Veröffentlichung sensibler Daten über Kollegen rechtfertigt fristlose Kündigung.

Both supervisory authorities and labor courts place great importance on data protection. The employer is entitled to immediately dismiss a works council member if they disclose sensitive health data concerning colleagues. The Baden-Württemberg State Labor Court reached this decision in its ruling dated March 25, 2022 (Ref: 7 Sa 63/21).

In this specific case, a long-standing employee and works council member had distributed a Dropbox link. This Dropbox folder contained case texts including colleagues’ health information. In response, the employer immediately dismissed the works council member. The Labor Court ruled that the employer was justified in doing so. The dismissed works council member appealed the decision before the Baden-Württemberg State Labor Court, but the appeal was unsuccessful.

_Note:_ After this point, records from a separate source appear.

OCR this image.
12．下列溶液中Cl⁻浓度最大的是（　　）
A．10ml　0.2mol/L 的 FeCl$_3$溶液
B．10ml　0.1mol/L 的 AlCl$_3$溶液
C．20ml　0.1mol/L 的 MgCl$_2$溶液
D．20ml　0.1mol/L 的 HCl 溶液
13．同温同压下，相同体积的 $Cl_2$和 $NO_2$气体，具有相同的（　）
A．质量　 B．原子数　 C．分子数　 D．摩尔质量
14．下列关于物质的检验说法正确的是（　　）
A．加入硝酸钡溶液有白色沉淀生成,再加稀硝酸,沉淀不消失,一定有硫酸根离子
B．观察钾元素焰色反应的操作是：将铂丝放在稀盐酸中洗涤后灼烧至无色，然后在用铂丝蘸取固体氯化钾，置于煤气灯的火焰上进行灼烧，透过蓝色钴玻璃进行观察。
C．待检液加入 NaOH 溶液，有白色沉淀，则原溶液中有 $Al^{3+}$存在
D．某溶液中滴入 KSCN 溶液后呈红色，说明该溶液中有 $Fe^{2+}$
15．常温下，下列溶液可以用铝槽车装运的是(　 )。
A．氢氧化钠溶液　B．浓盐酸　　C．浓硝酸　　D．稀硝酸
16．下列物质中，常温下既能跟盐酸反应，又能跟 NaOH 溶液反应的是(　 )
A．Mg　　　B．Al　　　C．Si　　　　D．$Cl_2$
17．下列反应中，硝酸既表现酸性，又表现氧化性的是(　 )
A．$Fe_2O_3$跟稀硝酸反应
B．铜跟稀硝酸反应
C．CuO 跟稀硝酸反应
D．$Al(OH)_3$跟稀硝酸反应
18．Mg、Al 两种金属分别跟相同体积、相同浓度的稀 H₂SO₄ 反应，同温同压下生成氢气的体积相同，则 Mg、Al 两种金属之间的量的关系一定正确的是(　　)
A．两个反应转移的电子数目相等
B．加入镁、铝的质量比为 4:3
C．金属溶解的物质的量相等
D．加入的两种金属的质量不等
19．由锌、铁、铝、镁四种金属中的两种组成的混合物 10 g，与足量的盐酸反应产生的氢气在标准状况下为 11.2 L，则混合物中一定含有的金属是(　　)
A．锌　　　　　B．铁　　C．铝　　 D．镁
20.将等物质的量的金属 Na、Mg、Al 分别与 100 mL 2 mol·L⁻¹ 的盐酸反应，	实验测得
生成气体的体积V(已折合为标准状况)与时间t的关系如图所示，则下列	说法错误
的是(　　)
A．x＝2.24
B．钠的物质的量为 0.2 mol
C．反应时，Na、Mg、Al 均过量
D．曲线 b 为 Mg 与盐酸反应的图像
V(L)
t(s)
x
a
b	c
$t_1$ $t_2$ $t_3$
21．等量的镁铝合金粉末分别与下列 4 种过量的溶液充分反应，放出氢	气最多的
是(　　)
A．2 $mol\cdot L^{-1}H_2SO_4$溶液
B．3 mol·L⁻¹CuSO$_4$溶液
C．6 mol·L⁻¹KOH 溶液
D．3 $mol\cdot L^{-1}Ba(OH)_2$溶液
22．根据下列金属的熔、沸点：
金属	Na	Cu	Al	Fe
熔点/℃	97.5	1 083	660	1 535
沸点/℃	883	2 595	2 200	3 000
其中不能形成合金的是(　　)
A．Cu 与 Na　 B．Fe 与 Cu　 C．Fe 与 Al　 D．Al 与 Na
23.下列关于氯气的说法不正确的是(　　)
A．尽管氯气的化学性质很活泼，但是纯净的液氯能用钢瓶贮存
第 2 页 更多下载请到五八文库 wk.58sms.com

Disclosure of case files from unfair dismissal proceedings

The background was a long-running dispute concerning the dismissal of a development engineer who had worked for the company since 1997. He had been a works council member since 2006, and was released from his duties from 2014 onward as part of this role. In 2018, he was dismissed without notice and his unfair dismissal court case was successful. The complainant then published case texts from these labor court proceedings via Dropbox.

A large group had access via Dropbox

As a consequence, the employer once again dismissed the works counselor without notice. The employer justified this action on the grounds that the complainant had violated data protection regulations by disclosing case files from the previous unfair dismissal proceedings. In particular, this pertained to case texts submitted by the employer, which also contained other employees’ health information, as well as their full names. By providing access to the Dropbox folder, the complainant disclosed this information to a large group.

Lack of confidentiality regulations is no excuse

In response, the dismissed works council member countered with the argument that there were no confidentiality regulations concerning the process files. Therefore, the dismissal was invalid. Furthermore, he also argued that he had not violated the data protection regulations as he had acted solely within the scope of “purely personal or household activity” pursuant to Article 2 (2) letter c of the GDPR. The accusations had placed a great strain on him as both a family man and as a works council member. Accordingly, he had acted in his own legitimate interest as he was entitled to state his position regarding the case and to provide information.

Appeal remained unsuccessful

The Baden-Württemberg State Labor Court followed the Labor Court’s previous decision and ruled in favor of the defendant employer. The complainant had publicly disclosed employee health information via the Dropbox link to the texts and had, therefore, also enabled further processing. As a consequence, he had violated the personal rights of the aforementioned persons without justifiable reason.

Present position during appeal

The judges stated that this did not represent the exercise of legitimate interests. Ultimately, the complainant had had the opportunity to submit an appeal in order to present his position during these proceedings.

Data protection violations may justify immediate dismissal. This also applies to members of the works council. This is yet another ruling that illustrates the high degree of care that both employers and employee representatives must take when dealing with personal data. The requirements are extremely demanding with regard to sensitive employee health data. Nevertheless, anonymization and pseudonymization generally provide practical solutions.